4.11. Real-Time PCR (RT-qPCR)
cDNAs were synthesized using the SuperScript™ III One-Step RT-PCR System and random hexamer primers (Thermo Fisher Scientific) in 20 μL reaction volumes. RT-PCR was performed using SYBR II Green Supermix and an iCycler Thermal Cycler with an iQ5 Multicolor Real-Time PCR Detection System (all three from Bio-Rad Laboratories). All the samples were analyzed in triplicate. Since ybeY might be involved in 16S maturation in L. lactis, the gyrA gene was used as an internal control instead of the 16S gene [56]. All the experiments were performed twice with 3 replicates.

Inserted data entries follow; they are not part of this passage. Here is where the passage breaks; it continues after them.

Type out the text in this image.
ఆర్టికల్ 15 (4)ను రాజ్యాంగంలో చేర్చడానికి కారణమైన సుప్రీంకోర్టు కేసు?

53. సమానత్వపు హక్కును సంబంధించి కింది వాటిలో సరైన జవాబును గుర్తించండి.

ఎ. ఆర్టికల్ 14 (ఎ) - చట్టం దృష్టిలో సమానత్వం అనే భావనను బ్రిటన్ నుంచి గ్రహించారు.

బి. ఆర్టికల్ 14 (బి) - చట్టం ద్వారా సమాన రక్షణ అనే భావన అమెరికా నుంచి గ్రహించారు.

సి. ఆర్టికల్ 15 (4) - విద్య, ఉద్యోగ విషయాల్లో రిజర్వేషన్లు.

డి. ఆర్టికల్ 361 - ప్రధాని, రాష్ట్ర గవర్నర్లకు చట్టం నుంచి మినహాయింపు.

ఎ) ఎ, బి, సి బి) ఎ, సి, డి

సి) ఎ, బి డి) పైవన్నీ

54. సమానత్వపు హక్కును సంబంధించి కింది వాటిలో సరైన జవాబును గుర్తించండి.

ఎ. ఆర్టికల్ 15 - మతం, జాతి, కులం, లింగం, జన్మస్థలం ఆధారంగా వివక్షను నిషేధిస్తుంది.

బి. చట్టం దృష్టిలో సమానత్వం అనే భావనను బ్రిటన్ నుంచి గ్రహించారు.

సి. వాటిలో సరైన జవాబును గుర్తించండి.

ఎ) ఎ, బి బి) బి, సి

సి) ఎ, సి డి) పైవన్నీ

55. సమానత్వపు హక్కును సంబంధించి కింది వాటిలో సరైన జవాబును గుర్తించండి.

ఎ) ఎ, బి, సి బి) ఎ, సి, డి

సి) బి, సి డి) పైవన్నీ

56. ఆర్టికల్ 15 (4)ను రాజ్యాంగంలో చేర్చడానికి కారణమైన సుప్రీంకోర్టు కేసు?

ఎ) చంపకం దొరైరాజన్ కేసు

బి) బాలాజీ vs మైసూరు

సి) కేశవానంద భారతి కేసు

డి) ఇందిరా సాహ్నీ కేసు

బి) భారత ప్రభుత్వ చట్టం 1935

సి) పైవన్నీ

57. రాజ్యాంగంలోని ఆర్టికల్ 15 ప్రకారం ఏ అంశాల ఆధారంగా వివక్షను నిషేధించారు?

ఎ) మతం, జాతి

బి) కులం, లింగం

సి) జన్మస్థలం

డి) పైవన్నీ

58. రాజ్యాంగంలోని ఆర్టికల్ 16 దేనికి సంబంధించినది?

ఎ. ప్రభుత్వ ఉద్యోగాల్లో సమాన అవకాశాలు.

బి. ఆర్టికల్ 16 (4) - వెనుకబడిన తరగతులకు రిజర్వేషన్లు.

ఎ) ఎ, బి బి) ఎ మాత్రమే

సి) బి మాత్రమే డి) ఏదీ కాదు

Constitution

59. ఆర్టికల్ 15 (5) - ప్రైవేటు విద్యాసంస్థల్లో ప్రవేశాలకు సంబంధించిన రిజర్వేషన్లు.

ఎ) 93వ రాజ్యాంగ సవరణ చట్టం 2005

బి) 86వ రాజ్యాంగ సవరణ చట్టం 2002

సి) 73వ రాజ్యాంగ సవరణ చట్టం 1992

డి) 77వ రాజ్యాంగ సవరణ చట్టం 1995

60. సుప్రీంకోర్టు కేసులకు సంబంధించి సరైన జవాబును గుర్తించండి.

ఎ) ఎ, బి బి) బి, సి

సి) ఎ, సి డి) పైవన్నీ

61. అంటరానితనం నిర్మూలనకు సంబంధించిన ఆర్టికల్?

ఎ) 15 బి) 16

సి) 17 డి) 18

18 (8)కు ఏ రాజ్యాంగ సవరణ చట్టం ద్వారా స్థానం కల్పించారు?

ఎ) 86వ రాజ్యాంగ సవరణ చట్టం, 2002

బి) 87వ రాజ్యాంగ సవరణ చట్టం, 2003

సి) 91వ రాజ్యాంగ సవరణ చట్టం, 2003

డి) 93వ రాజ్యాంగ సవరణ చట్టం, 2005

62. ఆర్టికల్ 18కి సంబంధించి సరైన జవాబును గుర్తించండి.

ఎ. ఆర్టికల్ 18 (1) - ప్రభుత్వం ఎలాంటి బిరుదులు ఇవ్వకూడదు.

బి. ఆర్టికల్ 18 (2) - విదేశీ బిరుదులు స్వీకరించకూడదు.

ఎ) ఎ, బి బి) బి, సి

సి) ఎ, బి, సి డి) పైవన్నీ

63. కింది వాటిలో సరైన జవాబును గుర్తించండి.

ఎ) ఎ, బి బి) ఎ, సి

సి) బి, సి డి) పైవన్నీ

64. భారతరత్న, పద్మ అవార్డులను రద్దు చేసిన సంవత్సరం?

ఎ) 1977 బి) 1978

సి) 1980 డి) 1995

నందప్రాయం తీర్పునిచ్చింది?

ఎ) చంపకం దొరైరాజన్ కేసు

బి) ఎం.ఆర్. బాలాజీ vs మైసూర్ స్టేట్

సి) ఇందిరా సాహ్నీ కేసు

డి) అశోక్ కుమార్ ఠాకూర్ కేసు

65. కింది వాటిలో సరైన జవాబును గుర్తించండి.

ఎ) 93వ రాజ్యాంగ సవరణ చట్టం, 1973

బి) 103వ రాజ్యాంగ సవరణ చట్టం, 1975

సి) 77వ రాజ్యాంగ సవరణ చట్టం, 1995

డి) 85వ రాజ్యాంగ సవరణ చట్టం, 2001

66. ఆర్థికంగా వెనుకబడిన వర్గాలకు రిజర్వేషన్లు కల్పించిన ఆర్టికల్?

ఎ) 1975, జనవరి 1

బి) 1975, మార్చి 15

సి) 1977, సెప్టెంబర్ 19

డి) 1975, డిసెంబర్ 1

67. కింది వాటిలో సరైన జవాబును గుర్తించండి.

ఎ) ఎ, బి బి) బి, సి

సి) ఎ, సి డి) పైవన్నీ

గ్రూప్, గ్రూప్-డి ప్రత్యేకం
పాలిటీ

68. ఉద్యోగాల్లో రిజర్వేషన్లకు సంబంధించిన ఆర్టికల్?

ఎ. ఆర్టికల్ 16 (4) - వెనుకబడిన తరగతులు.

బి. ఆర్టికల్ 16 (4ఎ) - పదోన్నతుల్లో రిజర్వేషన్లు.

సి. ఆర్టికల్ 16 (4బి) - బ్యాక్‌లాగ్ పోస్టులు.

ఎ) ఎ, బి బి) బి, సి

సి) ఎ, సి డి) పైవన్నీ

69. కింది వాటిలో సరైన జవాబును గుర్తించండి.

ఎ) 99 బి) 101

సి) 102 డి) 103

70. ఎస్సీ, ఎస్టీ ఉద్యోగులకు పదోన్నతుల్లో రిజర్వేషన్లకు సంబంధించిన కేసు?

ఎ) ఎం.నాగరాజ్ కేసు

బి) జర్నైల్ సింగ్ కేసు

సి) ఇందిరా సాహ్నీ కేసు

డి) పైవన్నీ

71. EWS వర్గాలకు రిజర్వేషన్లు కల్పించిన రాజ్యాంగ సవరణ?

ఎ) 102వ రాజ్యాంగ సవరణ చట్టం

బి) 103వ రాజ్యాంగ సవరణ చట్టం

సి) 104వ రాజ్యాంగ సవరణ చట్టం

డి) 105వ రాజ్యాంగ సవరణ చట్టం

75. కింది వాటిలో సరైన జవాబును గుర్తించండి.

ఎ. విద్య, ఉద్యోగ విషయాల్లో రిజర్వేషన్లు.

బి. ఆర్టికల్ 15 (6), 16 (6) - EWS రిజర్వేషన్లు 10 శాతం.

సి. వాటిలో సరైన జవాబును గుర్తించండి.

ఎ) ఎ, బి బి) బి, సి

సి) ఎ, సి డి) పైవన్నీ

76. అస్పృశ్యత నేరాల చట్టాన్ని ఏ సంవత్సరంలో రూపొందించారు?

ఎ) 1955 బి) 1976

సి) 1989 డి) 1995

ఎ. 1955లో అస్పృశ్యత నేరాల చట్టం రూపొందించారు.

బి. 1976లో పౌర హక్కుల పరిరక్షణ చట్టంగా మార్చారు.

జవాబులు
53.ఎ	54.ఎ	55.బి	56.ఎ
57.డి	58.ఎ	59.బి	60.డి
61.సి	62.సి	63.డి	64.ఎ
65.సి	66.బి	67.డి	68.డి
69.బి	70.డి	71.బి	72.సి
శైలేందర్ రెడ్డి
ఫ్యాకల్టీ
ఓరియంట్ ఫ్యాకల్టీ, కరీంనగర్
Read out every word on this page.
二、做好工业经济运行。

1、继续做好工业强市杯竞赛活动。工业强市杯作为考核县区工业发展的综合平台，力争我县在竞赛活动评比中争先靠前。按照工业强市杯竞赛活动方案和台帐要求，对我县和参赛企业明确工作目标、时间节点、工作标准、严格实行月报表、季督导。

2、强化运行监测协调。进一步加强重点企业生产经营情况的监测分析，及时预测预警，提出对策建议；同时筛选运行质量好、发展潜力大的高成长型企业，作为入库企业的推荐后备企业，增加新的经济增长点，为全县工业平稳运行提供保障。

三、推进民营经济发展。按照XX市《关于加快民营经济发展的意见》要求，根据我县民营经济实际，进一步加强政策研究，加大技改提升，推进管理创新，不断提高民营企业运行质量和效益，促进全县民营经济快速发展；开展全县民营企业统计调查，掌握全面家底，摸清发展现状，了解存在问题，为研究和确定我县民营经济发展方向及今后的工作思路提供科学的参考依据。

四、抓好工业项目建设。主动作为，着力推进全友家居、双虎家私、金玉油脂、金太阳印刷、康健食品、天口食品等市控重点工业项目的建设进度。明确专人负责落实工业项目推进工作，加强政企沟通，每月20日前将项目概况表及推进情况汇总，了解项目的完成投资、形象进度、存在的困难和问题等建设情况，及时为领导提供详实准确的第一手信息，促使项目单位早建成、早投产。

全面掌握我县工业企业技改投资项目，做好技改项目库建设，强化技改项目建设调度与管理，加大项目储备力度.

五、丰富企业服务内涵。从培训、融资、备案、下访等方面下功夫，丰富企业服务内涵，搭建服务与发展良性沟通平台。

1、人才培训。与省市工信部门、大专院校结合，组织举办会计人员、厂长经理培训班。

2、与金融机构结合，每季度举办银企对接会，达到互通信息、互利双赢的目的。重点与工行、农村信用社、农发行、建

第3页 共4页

4.12. RNA Sequencing, Data Analysis and Visualization
All RNA preparations for sequencing were made from 2 biological replicates. rRNA depletion and cDNA library preparation were performed using RiboCop rRNA Depletion and total RNA-Seq Library Prep Kits (Lexogen GmbH, Wien, Austria). cDNA libraries were sequenced using Illumina Next-Generation Sequencing technology. The raw sequencing reads were mapped to the L. lactis MG1363 reference genome (accession: NC_009004.1↗). Read alignment was performed on Bowtie [57]. The reads per kilobase of transcript and per million mapped reads (RPKM) values were used as inputs for the T-REx2 analysis pipeline [58] and the FUNctional Analysis and Gene Set Enrichment for Prokaryotes online tool (FUNAGE-Pro) [42] for global statistical analyses. As a large number of genes were widely affected, DEGs were visualized according to the following criterion: >3-fold change in expression (|Log2FC| ≥ 1.5) was considered to indicate statistical significance. The top hit genes were weighted-selected from gene set enrichment analysis. sRNAs with a 1.5-fold change in expression and statistical significance were selected (p-value < 0.01).